I have been a zombie for the last couple of days. After being off work for a month, I'd returned to my teenage schedule, you know: staying up until 1:00 or 2:00, sleeping until 9:00 or 10:00. So, when I went back to the full-time working life on Monday, my body wasn't ready to cooperate and I've been trying to adjust to that, and my classes, and a new town, and no family around, and a new job and IT HAS REALLY BEEN DIFFICULT.
I'm happy, though. Tired, but happy. And, my mom and Auntie Linda are coming up tomorrow night and staying for the Labor Day Weekend. Words can't express how excited I am to have some company.
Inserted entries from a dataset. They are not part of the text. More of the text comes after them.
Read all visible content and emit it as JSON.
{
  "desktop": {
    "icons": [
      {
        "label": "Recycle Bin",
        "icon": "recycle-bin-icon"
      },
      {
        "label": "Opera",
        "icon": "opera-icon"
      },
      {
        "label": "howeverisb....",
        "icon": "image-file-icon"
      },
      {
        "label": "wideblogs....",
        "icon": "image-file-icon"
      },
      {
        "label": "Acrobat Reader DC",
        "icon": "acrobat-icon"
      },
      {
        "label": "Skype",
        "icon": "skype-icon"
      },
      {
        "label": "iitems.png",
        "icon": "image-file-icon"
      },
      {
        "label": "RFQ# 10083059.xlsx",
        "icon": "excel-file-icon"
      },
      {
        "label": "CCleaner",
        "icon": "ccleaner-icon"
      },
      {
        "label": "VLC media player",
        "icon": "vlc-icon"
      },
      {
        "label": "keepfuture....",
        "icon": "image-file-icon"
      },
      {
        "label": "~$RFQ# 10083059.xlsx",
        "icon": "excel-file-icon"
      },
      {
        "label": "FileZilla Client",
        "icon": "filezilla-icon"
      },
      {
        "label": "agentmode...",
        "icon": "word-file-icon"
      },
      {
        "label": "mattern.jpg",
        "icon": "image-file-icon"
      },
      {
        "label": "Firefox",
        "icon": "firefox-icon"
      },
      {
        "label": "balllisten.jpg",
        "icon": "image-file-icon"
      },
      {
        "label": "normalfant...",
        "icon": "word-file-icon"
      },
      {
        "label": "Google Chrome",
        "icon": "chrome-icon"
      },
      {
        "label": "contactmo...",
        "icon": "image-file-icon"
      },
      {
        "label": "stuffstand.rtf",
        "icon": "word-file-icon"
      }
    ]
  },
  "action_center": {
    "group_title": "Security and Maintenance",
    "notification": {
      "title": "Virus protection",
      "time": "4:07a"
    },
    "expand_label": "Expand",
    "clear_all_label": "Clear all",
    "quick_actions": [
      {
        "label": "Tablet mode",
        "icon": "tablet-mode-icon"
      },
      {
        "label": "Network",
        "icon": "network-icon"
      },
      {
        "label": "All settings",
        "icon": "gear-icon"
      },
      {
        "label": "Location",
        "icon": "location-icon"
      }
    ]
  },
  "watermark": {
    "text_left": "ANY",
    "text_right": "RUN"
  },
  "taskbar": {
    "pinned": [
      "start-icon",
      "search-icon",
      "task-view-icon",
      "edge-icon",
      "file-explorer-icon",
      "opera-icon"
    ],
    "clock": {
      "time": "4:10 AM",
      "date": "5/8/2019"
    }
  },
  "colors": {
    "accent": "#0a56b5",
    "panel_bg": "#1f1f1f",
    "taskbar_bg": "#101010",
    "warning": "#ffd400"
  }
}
Have a good holiday and I'll check in next week. Love to you all!!
Thursday, August 31, 2006
Saturday, August 26, 2006
If I Didn't Like Shopping Before, I Loathe It Now
In order to begin a new job, which I’m thinking I have and will know for sure early next week, I needed some work clothes. The last few months I lived in Arkansas, I didn’t care what I wore, and therefore never shopped for clothes. Wednesday I went shopping. I’ve lost a few pounds lately, so I was unsure of my size when I walked into the store. I selected a pair of pants and a shirt and went into the dressing room to get an idea of how they would fit. I thought, why drag twenty items into the dressing room if I don’t know what size I wear? So, off I went with my selections. Remember, it was Wednesday afternoon at around 1:00. Store shouldn’t be too crowded. Hate crowds. I walked into the dressing room and heard a man and woman talking and a baby crying in one of the dressing rooms. The baby never stopped crying and the couple never stopped talking over the crying. That would have been bad enough, but what was a man doing in the dressing room? He was critiquing everything “his” woman tried on. “Oh, no no no no no!” He would say. Then she would whimper, “doesn’t look good?” Then he’d snarl, “No, your butt looks HUGE in those!” I have never heard anything quite this disturbing in my life. His tone was hateful and evil and I half-expected to hear him hit that woman. This went on the entire time I was trying on the pants and shirt. I left the dressing room with my clothes and went to select some more things to try and was gone at least twenty minutes. When I returned, they were still in the dressing room. The man kept up the compliments the entire time, as did the crying baby. “There’s no way I’m going to be seen with you in THAT.” I remember that one verbatim. Then, they argued about how to pay for all of her items (although I never heard him approve of anything she tried on) and he said, “well, did you remember to pay the Visa bill for once?” Thankfully, for his sake, I finished trying on all of my clothes and left before they came out of the dressing room, because the entire time I was in there I was thinking of things to say to that guy. Things I won’t publish, but things you are probably thinking, too!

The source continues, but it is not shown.